Many employers in Colorado provide disability insurance for their employees. If the plan falls within the definition of “retirement plan” under the Employee Retirement Income Security Act (ERISA), the people who are responsible for administering the plan must abide by the duties prescribed in the statute. Employees who may have claims under the plan should be familiar with the basic outline of these responsibilities.
When a person joins a retirement plan, the person receives a number of important documents, including the plan itself, a summary plan description (SPD), and summary of benefits and coverage provided by the plan (SBC). These documents are usually referred to as the “plan documents,” and they are binding on the plan administrator, the plan’s investment committee, and plan employees. The SPD is an especially important document because its description of benefits and claim requirements is binding on both plan members and the plan administrator.

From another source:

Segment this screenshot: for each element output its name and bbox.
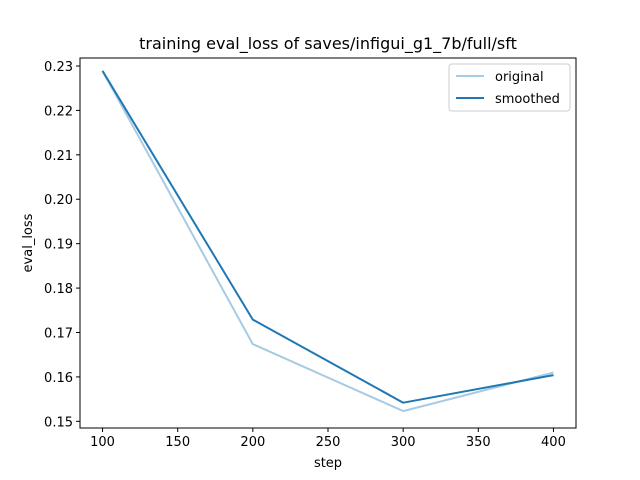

ERISA makes the plan administrator a fiduciary with regard to plan members and their claims for benefits. This provision requires the plan administrator to give highest priority to the interests of the plan members and to act reasonably and prudently in all circumstances.
A person who is appointed as the administrator for a long term disability plan (LTD) must treat all claimants seeking LTD benefits as the beneficiaries of this fiduciary duty. A claim must be granted if the evidence shows that the employee is disabled according to the definition in the plan documents. An administrator cannot deny a claim if the evidence proves the existence of a disability.
If a claim is wrongfully denied, the claimant may wish to make an appeal. ERISA provides an internal appeal process, but this process is often unsuccessful. The next step is bringing a lawsuit in federal court against the plan and the plan administrator. In such cases, the assistance of a lawyer experienced in handling ERISA clams can provide valuable assistance.